Hypothesis A: "If a threat actor consistent with this campaign has operated in our environment, we expect to find Event ID 4769 tickets requested for service accounts with RC4 (0x17) encryption type from workstations that do not typically request service tickets, within the last 60 days."

Hypothesis B: "If lateral movement to backup infrastructure occurred, we expect to find PSEXESVC service creation events or psexec process creation on backup servers from source hosts outside the defined backup administration workstation group, within the last 60 days."

Null result handling: if Hypothesis A produces no findings, document the absence as a negative finding with the query, data range, and data sources checked. If Event ID 4769 is not being collected at all, the output is a telemetry gap finding, not a clean bill of health. If backup infrastructure has no EDR coverage, document as a coverage gap. That is itself a risk finding.

// analysis

The Null Result Problem

Most hunt programs treat null results as failures. This is analytically wrong. A null result from a well-formed hypothesis is evidence, it bounds where the organization has been and informs residual risk assessment.
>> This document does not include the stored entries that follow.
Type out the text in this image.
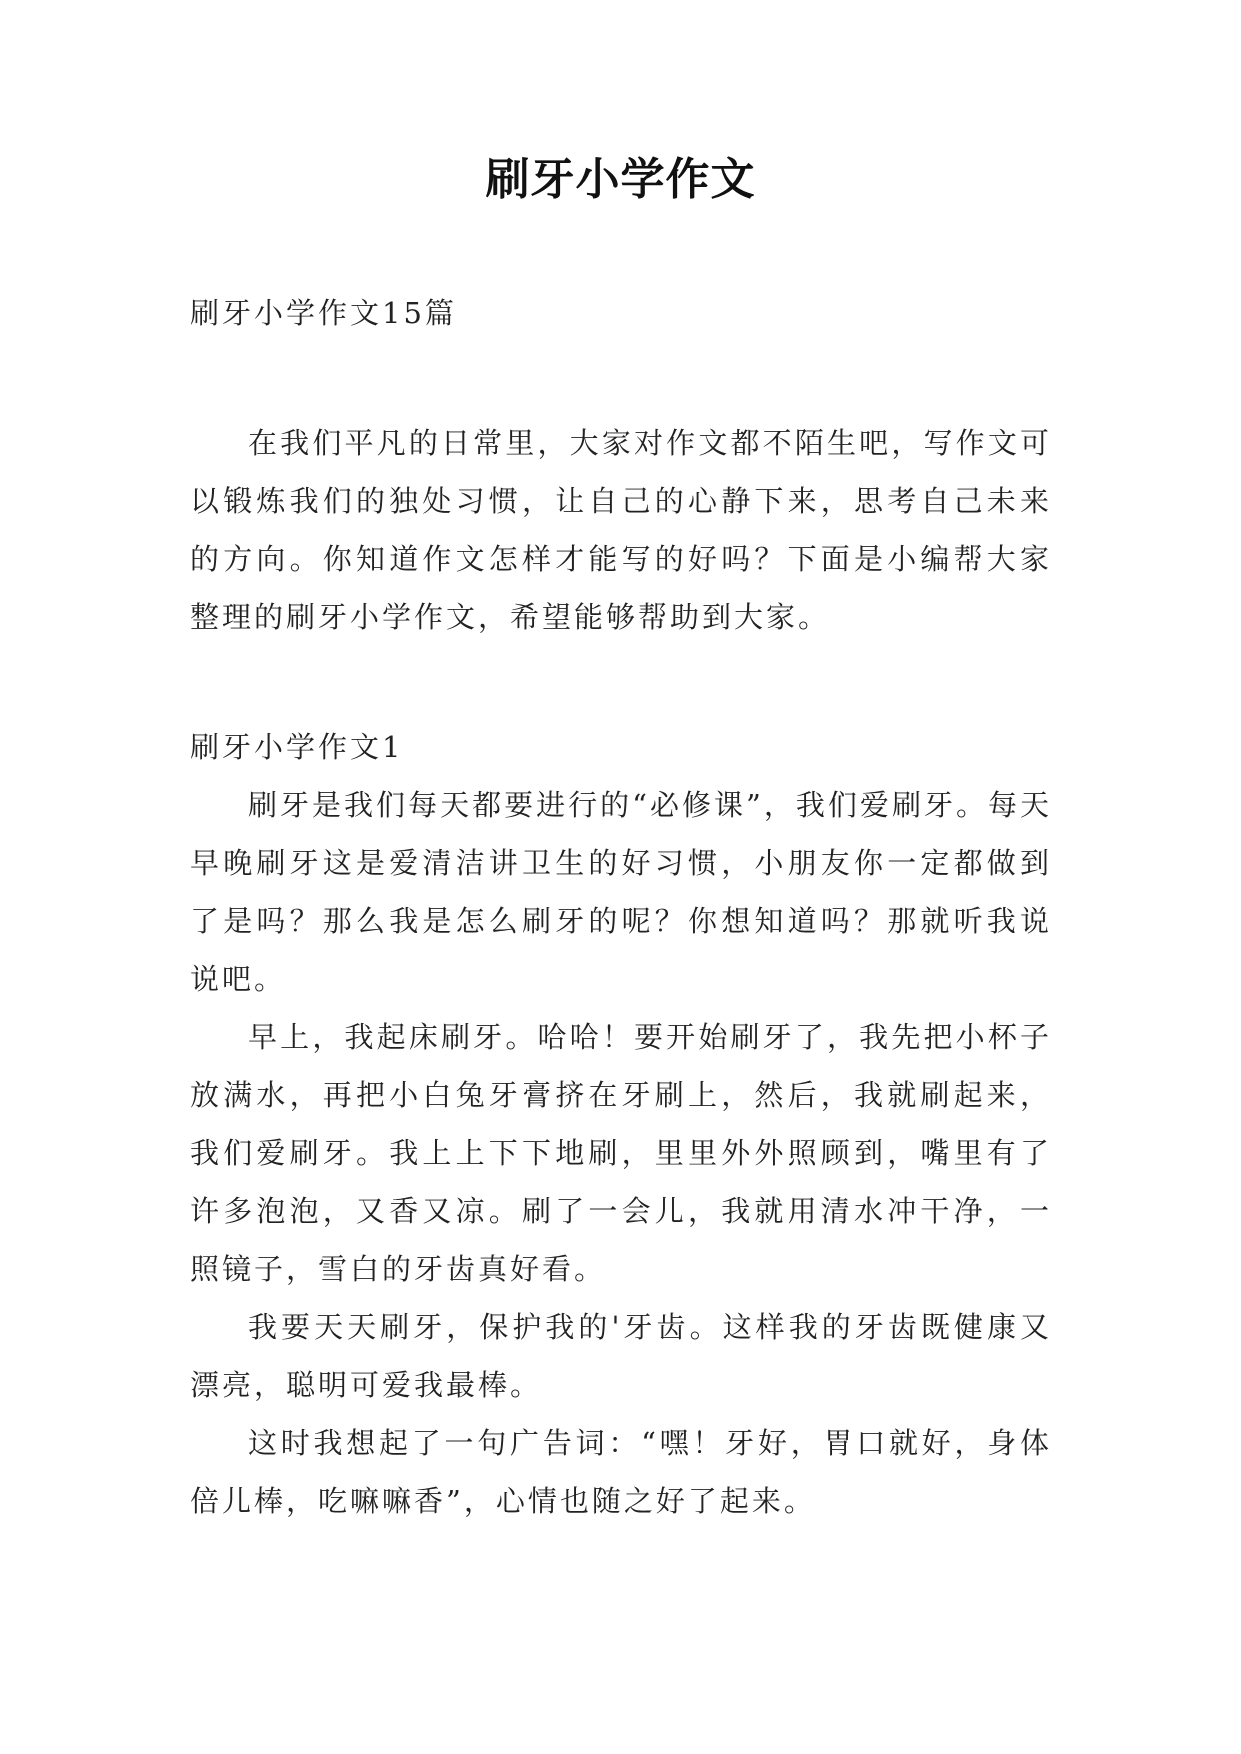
刷牙小学作文

刷牙小学作文15篇

在我们平凡的日常里，大家对作文都不陌生吧，写作文可以锻炼我们的独处习惯，让自己的心静下来，思考自己未来的方向。你知道作文怎样才能写的好吗？下面是小编帮大家整理的刷牙小学作文，希望能够帮助到大家。

刷牙小学作文1

刷牙是我们每天都要进行的“必修课”，我们爱刷牙。每天早晚刷牙这是爱清洁讲卫生的好习惯，小朋友你一定都做到了是吗？那么我是怎么刷牙的呢？你想知道吗？那就听我说说吧。

早上，我起床刷牙。哈哈！要开始刷牙了，我先把小杯子放满水，再把小白兔牙膏挤在牙刷上，然后，我就刷起来，我们爱刷牙。我上上下下地刷，里里外外照顾到，嘴里有了许多泡泡，又香又凉。刷了一会儿，我就用清水冲干净，一照镜子，雪白的牙齿真好看。

我要天天刷牙，保护我的'牙齿。这样我的牙齿既健康又漂亮，聪明可爱我最棒。

这时我想起了一句广告词：“嘿！牙好，胃口就好，身体倍儿棒，吃嘛嘛香”，心情也随之好了起来。
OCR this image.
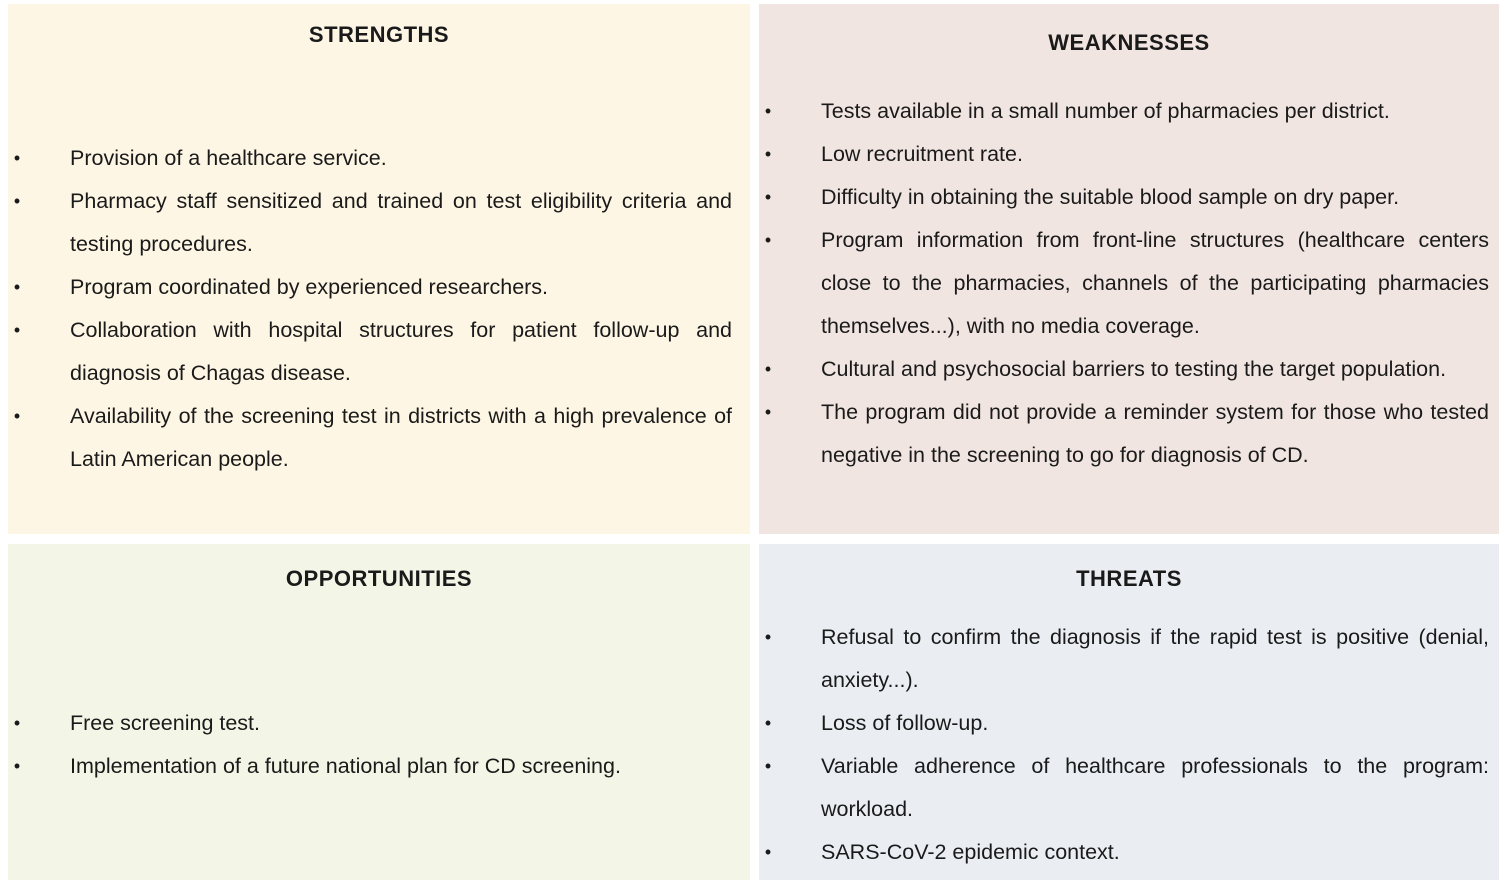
STRENGTHS
• Provision of a healthcare service.
• Pharmacy staff sensitized and trained on test eligibility criteria and testing procedures.
• Program coordinated by experienced researchers.
• Collaboration with hospital structures for patient follow-up and diagnosis of Chagas disease.
• Availability of the screening test in districts with a high prevalence of Latin American people.
WEAKNESSES
• Tests available in a small number of pharmacies per district.
• Low recruitment rate.
• Difficulty in obtaining the suitable blood sample on dry paper.
• Program information from front-line structures (healthcare centers close to the pharmacies, channels of the participating pharmacies themselves...), with no media coverage.
• Cultural and psychosocial barriers to testing the target population.
• The program did not provide a reminder system for those who tested negative in the screening to go for diagnosis of CD.
OPPORTUNITIES
• Free screening test.
• Implementation of a future national plan for CD screening.
THREATS
• Refusal to confirm the diagnosis if the rapid test is positive (denial, anxiety...).
• Loss of follow-up.
• Variable adherence of healthcare professionals to the program: workload.
• SARS-CoV-2 epidemic context.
But not all null results are equal.

A telemetry-limited negative presented as a true negative to leadership is a false assurance, and one that will be discovered when an incident occurs in exactly the uncovered area.

// remediation

Hunt Outputs That Feed the Program

A completed hunt should produce at least one of four structured outputs, the output type determines routing and downstream program impact.

Output type
What it is
Routes to
Adversary finding
Confirmed or suspected malicious activity requiring escalation
IR escalation
Detection candidate
Hunt query that produced signal worth converting to a persistent detection rule
Detection engineering
Telemetry gap
Required evidence was absent, incomplete, or not retained for the hunt period
Coverage backlog
Negative finding
Hypothesis refuted with high-confidence telemetry, absence of activity confirmed
Hunt record library

The detection candidate output is the highest long-term value product of a hunt program. Every confirmed technique finding that is not converted to a detection rule is institutional knowledge that will need to be re-discovered the next time the technique appears.

// template

Hypothesis Template

IF [actor/technique condition] is present in our environment,
THEN we expect to observe [specific artifact/behavior],
IN [telemetry source and specific fields],
WITHIN [environment scope] over [time window].
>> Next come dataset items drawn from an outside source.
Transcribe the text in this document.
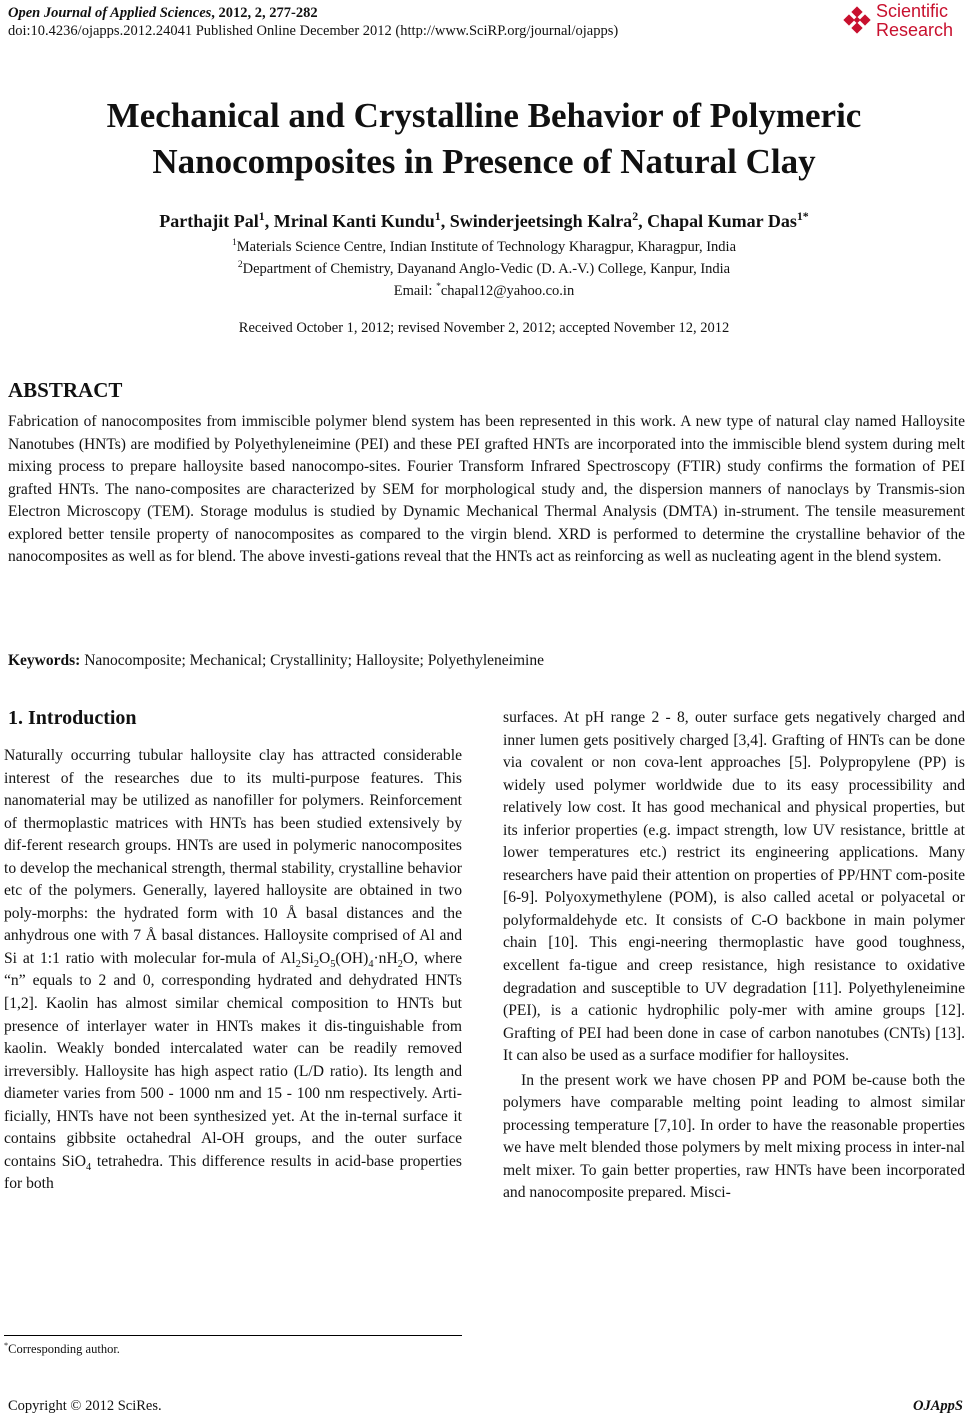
Open Journal of Applied Sciences, 2012, 2, 277-282
doi:10.4236/ojapps.2012.24041 Published Online December 2012 (http://www.SciRP.org/journal/ojapps)
Scientific
Research
Mechanical and Crystalline Behavior of Polymeric
Nanocomposites in Presence of Natural Clay
Parthajit Pal$^1$, Mrinal Kanti Kundu$^1$, Swinderjeetsingh Kalra$^2$, Chapal Kumar Das$^{1*}$
$^1$Materials Science Centre, Indian Institute of Technology Kharagpur, Kharagpur, India
$^2$Department of Chemistry, Dayanand Anglo-Vedic (D. A.-V.) College, Kanpur, India
Email: *chapal12@yahoo.co.in
Received October 1, 2012; revised November 2, 2012; accepted November 12, 2012
ABSTRACT
Fabrication of nanocomposites from immiscible polymer blend system has been represented in this work. A new type of natural clay named Halloysite Nanotubes (HNTs) are modified by Polyethyleneimine (PEI) and these PEI grafted HNTs are incorporated into the immiscible blend system during melt mixing process to prepare halloysite based nanocompo-sites. Fourier Transform Infrared Spectroscopy (FTIR) study confirms the formation of PEI grafted HNTs. The nano-composites are characterized by SEM for morphological study and, the dispersion manners of nanoclays by Transmis-sion Electron Microscopy (TEM). Storage modulus is studied by Dynamic Mechanical Thermal Analysis (DMTA) in-strument. The tensile measurement explored better tensile property of nanocomposites as compared to the virgin blend. XRD is performed to determine the crystalline behavior of the nanocomposites as well as for blend. The above investi-gations reveal that the HNTs act as reinforcing as well as nucleating agent in the blend system.
Keywords: Nanocomposite; Mechanical; Crystallinity; Halloysite; Polyethyleneimine
1. Introduction

Naturally occurring tubular halloysite clay has attracted considerable interest of the researches due to its multi-purpose features. This nanomaterial may be utilized as nanofiller for polymers. Reinforcement of thermoplastic matrices with HNTs has been studied extensively by dif-ferent research groups. HNTs are used in polymeric nanocomposites to develop the mechanical strength, thermal stability, crystalline behavior etc of the polymers. Generally, layered halloysite are obtained in two poly-morphs: the hydrated form with 10 Å basal distances and the anhydrous one with 7 Å basal distances. Halloysite comprised of Al and Si at 1:1 ratio with molecular for-mula of $Al_2Si_2O_5(OH)_4\cdot nH_2O$, where “n” equals to 2 and 0, corresponding hydrated and dehydrated HNTs [1,2]. Kaolin has almost similar chemical composition to HNTs but presence of interlayer water in HNTs makes it dis-tinguishable from kaolin. Weakly bonded intercalated water can be readily removed irreversibly. Halloysite has high aspect ratio (L/D ratio). Its length and diameter varies from 500 - 1000 nm and 15 - 100 nm respectively. Arti-ficially, HNTs have not been synthesized yet. At the in-ternal surface it contains gibbsite octahedral Al-OH groups, and the outer surface contains SiO$_4$ tetrahedra. This difference results in acid-base properties for both

surfaces. At pH range 2 - 8, outer surface gets negatively charged and inner lumen gets positively charged [3,4]. Grafting of HNTs can be done via covalent or non cova-lent approaches [5]. Polypropylene (PP) is widely used polymer worldwide due to its easy processibility and relatively low cost. It has good mechanical and physical properties, but its inferior properties (e.g. impact strength, low UV resistance, brittle at lower temperatures etc.) restrict its engineering applications. Many researchers have paid their attention on properties of PP/HNT com-posite [6-9]. Polyoxymethylene (POM), is also called acetal or polyacetal or polyformaldehyde etc. It consists of C-O backbone in main polymer chain [10]. This engi-neering thermoplastic have good toughness, excellent fa-tigue and creep resistance, high resistance to oxidative degradation and susceptible to UV degradation [11]. Polyethyleneimine (PEI), is a cationic hydrophilic poly-mer with amine groups [12]. Grafting of PEI had been done in case of carbon nanotubes (CNTs) [13]. It can also be used as a surface modifier for halloysites.

In the present work we have chosen PP and POM be-cause both the polymers have comparable melting point leading to almost similar processing temperature [7,10]. In order to have the reasonable properties we have melt blended those polymers by melt mixing process in inter-nal melt mixer. To gain better properties, raw HNTs have been incorporated and nanocomposite prepared. Misci-

*Corresponding author.
Copyright © 2012 SciRes.	OJAppS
Telemetry feasibility: [confirmed / partial / blocked]
Priority: [High / Medium / Low] - [rationale]

// conclusion

The Hypothesis Is the Product, Not the Query

"A hunt without a hypothesis is not hunting. It is reactive analysis with extra steps, and no way to know what you proved when you finish."

The query is an implementation detail. The hypothesis is the analytical work. A hunter who writes the query first and derives the hypothesis afterward has done the steps in the wrong order and will produce findings that cannot be confidently interpreted.
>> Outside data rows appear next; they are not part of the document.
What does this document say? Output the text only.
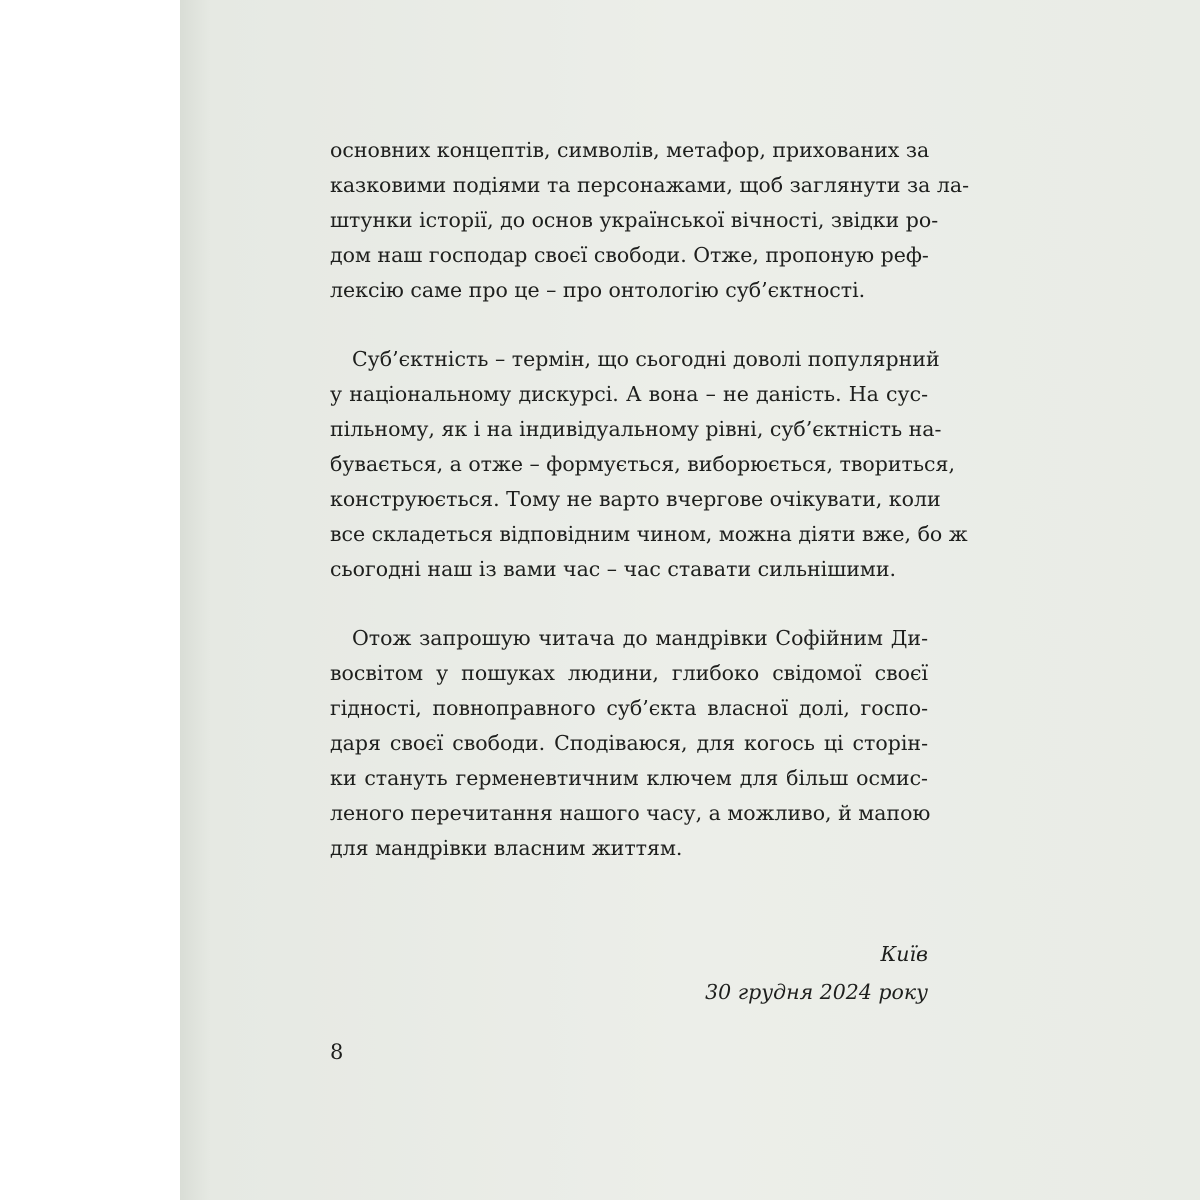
основних концептів, символів, метафор, прихованих за
казковими подіями та персонажами, щоб заглянути за ла-
штунки історії, до основ української вічності, звідки ро-
дом наш господар своєї свободи. Отже, пропоную реф-
лексію саме про це – про онтологію суб’єктності.
Суб’єктність – термін, що сьогодні доволі популярний
у національному дискурсі. А вона – не даність. На сус-
пільному, як і на індивідуальному рівні, суб’єктність на-
бувається, а отже – формується, виборюється, твориться,
конструюється. Тому не варто вчергове очікувати, коли
все складеться відповідним чином, можна діяти вже, бо ж
сьогодні наш із вами час – час ставати сильнішими.
Отож запрошую читача до мандрівки Софійним Ди-
восвітом у пошуках людини, глибоко свідомої своєї
гідності, повноправного суб’єкта власної долі, госпо-
даря своєї свободи. Сподіваюся, для когось ці сторін-
ки стануть герменевтичним ключем для більш осмис-
леного перечитання нашого часу, а можливо, й мапою
для мандрівки власним життям.
Київ
30 грудня 2024 року
8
The closing test: look at the last five hunts your team completed. Can you state the hypothesis each one was testing? Can you state whether the hypothesis was confirmed, refuted, or telemetry-limited? If not, those hunts consumed analyst time and produced findings that cannot be built upon.

Key references

MITRE ATT&CK Navigator for coverage gap analysis; Sqrrl's "A Framework for Cyber Threat Hunting" (2015); TaHiTI Threat Hunting Methodology; David Bianco's Pyramid of Pain for IOC vs. TTP hunting value comparison.